Das ist derzeit sicherlich ChatGPT. Als OpenAI ChatGPT zugänglich gemacht hat, war ich gerade in Taiwan, und als ich es das erste Mal geöffnet und benutzt habe, hat es mich wirklich sehr beeindruckt. Für mich war das vergleichbar mit dem Moment, als ich 1997 das erste Mal einen Browser geöffnet habe oder ein Gefühl wie 2007 mit dem ersten iPhone. Ich habe zwar auch Alexa und Siri oder Google Home – aber das sind für mich eher Spielereien. ChatGPT hingegen begeistert mich so sehr, weil es meine Arbeit beschleunigt. Das ist ein virtueller Assistent, der mir auf eine Frage hin sehr schnell häufig qualitativ gute Antworten liefert. Und darüber hinaus liefert er selbst bei fachlichen Fragestellungen sehr interessante Ergebnisse. OpenAI hat auch GitHub Copilot entwickelt – ein cloudbasiertes Tool zum Programmieren. Copilot bietet etwa während des Programmierens Vorschläge zur Vervollständigung des Codes an, das nutze ich regelmäßig.

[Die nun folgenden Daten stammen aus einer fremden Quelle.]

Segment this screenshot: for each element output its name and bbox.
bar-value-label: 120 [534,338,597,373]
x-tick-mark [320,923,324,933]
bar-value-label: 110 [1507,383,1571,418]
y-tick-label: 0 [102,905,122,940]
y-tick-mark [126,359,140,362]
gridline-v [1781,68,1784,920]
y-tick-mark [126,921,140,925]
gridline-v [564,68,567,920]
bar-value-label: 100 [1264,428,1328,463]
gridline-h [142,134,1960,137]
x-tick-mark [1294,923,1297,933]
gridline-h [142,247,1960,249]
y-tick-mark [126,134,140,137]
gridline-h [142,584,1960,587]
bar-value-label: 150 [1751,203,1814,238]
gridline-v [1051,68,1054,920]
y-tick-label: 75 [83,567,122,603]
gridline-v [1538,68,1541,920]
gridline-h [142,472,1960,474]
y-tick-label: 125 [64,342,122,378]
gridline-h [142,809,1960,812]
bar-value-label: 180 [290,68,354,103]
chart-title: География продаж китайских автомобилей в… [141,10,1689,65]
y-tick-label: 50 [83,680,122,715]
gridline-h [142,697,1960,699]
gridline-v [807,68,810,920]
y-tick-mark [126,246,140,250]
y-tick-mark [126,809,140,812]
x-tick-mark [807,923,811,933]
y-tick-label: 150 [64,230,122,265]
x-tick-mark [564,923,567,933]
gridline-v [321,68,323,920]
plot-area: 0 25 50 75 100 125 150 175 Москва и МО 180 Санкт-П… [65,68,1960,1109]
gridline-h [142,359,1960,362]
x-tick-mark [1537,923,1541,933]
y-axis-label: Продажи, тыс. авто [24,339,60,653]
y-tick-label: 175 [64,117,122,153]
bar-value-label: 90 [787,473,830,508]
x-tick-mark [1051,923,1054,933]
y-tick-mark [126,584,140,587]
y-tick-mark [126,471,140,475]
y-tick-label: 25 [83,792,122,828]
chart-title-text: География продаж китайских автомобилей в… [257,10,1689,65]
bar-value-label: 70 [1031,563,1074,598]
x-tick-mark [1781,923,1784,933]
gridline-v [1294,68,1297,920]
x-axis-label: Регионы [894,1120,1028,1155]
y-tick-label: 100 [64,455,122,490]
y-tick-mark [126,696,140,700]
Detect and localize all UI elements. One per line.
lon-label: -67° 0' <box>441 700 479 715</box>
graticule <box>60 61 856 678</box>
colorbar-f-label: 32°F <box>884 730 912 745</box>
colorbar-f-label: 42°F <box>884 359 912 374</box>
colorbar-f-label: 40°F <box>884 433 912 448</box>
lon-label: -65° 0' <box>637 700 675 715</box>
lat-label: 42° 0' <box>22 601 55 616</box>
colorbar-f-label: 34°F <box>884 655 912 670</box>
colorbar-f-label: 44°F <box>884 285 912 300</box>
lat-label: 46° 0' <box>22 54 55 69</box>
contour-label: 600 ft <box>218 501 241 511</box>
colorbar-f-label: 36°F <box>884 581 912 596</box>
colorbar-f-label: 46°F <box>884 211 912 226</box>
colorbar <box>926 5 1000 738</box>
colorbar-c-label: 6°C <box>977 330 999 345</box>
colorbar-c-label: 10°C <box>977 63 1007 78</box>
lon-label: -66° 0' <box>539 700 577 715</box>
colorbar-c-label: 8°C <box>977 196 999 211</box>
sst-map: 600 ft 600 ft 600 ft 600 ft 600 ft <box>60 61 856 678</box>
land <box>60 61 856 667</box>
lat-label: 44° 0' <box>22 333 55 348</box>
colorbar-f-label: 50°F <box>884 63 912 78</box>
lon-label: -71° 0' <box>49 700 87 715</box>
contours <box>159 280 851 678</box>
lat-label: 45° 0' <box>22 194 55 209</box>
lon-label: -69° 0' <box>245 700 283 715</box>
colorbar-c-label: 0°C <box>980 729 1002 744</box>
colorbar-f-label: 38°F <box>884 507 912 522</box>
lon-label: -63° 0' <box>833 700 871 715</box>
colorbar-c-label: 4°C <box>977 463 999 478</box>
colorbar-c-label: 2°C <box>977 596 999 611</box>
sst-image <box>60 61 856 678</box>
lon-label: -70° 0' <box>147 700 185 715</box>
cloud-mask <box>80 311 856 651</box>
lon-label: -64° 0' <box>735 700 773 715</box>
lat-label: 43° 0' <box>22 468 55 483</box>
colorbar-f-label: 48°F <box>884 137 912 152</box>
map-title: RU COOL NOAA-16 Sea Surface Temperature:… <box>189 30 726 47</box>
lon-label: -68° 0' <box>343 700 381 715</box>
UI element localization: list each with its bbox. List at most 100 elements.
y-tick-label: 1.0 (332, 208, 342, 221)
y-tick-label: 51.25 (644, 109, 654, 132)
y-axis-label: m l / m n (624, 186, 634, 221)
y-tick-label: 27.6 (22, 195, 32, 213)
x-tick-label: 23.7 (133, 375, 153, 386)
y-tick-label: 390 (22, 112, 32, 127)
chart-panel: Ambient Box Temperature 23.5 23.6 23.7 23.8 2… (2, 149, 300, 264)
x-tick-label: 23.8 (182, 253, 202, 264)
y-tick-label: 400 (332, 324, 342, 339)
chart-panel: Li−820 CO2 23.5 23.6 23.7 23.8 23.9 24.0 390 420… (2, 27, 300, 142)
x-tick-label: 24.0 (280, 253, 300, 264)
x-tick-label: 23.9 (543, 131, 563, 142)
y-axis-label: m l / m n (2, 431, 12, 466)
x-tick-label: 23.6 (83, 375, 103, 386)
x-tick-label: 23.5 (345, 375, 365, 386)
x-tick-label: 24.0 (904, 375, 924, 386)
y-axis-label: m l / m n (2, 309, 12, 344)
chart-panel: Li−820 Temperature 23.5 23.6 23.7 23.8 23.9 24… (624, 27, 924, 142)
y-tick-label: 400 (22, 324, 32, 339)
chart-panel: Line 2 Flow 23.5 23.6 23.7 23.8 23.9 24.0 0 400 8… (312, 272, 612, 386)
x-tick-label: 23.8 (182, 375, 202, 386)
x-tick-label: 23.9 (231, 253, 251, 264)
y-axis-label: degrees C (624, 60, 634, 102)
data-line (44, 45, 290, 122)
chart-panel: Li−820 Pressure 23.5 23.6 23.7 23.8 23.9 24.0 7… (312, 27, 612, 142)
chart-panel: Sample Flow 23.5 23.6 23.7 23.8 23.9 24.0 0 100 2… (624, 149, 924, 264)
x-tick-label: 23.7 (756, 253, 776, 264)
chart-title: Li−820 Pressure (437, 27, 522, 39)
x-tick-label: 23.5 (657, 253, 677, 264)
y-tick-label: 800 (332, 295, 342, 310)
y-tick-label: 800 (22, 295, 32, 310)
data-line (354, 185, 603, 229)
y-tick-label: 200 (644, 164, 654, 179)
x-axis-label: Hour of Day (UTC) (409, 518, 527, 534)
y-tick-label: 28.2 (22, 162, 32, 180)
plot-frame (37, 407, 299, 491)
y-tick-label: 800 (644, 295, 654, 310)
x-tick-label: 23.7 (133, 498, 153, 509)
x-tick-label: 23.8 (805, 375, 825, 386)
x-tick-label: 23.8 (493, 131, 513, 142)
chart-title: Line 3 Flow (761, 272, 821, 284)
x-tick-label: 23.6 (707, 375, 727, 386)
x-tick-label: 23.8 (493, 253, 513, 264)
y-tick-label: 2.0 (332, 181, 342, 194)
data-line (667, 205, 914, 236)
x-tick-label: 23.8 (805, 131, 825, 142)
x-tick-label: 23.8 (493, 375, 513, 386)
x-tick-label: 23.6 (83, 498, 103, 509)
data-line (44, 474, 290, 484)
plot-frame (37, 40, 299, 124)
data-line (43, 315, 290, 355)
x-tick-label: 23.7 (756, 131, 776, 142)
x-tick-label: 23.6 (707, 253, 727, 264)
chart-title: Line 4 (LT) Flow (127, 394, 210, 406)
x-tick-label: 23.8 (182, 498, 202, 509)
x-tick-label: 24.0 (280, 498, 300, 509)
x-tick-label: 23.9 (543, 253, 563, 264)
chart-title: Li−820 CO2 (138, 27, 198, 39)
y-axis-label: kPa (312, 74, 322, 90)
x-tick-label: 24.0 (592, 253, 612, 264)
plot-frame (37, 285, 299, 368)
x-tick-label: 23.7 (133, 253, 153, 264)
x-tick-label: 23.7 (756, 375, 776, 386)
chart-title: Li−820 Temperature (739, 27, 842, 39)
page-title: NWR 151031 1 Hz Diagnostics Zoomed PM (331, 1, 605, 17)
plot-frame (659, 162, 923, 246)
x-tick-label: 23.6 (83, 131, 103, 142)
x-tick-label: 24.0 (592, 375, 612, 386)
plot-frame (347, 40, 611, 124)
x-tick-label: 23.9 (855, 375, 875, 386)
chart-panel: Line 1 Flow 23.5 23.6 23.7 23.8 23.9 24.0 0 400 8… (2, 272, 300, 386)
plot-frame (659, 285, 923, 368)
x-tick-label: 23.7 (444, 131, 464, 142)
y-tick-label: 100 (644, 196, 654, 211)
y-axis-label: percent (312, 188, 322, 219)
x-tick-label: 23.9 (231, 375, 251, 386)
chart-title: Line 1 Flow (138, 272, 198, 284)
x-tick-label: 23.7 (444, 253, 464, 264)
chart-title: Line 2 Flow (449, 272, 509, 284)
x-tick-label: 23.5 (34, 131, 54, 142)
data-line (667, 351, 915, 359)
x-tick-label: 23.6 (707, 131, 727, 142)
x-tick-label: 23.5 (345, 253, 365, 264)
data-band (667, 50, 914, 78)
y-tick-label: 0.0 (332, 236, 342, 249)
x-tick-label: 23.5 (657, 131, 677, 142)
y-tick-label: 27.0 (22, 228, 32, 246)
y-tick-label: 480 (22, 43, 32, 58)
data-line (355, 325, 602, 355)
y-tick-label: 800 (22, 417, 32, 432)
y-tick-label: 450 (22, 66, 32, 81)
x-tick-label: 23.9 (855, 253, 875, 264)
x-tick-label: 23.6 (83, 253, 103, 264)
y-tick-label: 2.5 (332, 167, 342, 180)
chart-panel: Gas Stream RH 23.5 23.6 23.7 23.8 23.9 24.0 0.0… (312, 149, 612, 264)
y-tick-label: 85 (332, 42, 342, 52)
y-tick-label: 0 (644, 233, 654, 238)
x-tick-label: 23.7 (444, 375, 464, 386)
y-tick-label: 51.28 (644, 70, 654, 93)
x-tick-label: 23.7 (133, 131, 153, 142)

Sie sind als Professor an der Uni ja auch in der Lehre tätig. Jubeln Ihnen dort inzwischen immer mehr Studierende Arbeiten unter, die in Wirklichkeit von ChatGPT geschrieben wurden?
Unterjubeln ist hier der falsche Begriff. In meinem Fachbereich und meinen Veranstaltungen sind die wenigsten Aufgaben rein textbasiert. Stattdessen geht es um Verständnis oder das Entwickeln eigener Ideen sowie ums Programmieren. Wenn Studierende bei der Umsetzung ChatGPT nutzen, halte ich das für sehr sinnvoll, da es auch zeigt, dass sie mit solchen Tools umgehen können. Wichtig ist, dass sie Ergebnisse erklären und begründen können. Das ist ein Skill, den sie später brauchen – umso besser, wenn sie es in der Universität lernen. In anderen Bereichen ist das sicher eine größere Herausforderung, etwa im Bereich der Literaturwissenschaften oder auch der Wirtschaftswissenschaften. Wenn es darum geht, Zusammenfassungen zu schreiben oder Businesspläne zu entwickeln, wird immer stärker auch auf ChatGPT zurückgegriffen. Entsprechend muss in mündlichen Prüfungen verstärkt abgefragt werden, ob die Studierenden ihr Thema auch wirklich verstanden haben. Etwas anderes ist der Umgang mit Informationen im Alltag. Durch die KI-basierte Generierung jeglicher Inhalte wird es zunehmend schwieriger, sich ein wahrhaftiges Bild zu machen. Wir werden zurückgeworfen in die Situation, dass wir Informationen nicht mehr einfach vertrauen können, sondern wir selber denken und basierend auf einem eigenen Wertesystem Entscheidungen treffen müssen. Es reicht nicht mehr, einfach zu replizieren, was ich um mich herum sehe. Das ist eine ganz neue Form des Umgangs mit vermeintlicher oder tatsächlicher Information. Und das betrifft dann nicht mehr nur meine Studierenden, sondern uns alle als Gesellschaft.
Zur Person
Prof. Wolfgang Maaß ist Inhaber des Lehrstuhls für Betriebswirtschaftslehre, insbesondere Wirtschaftsinformatik im Dienstleistungsbereich der Universität des Saarlandes, wissenschaftlicher Direktor am Deutschen Forschungszentrum für Künstliche Intelligenz (DFKI) und außerordentlicher Professor für Biomedical Informatics an der Stony Brook University, NY. Er studierte Informatik an der RWTH Aachen sowie an der Universität des Saarlandes. Seine Forschungsfelder sind der Einsatz von künstlicher Intelligenz in eingebetteten Systemen und Dialogsystemen. Anwendungsgebiete sind die industrielle Fertigung, Handel und Gesundheitswesen.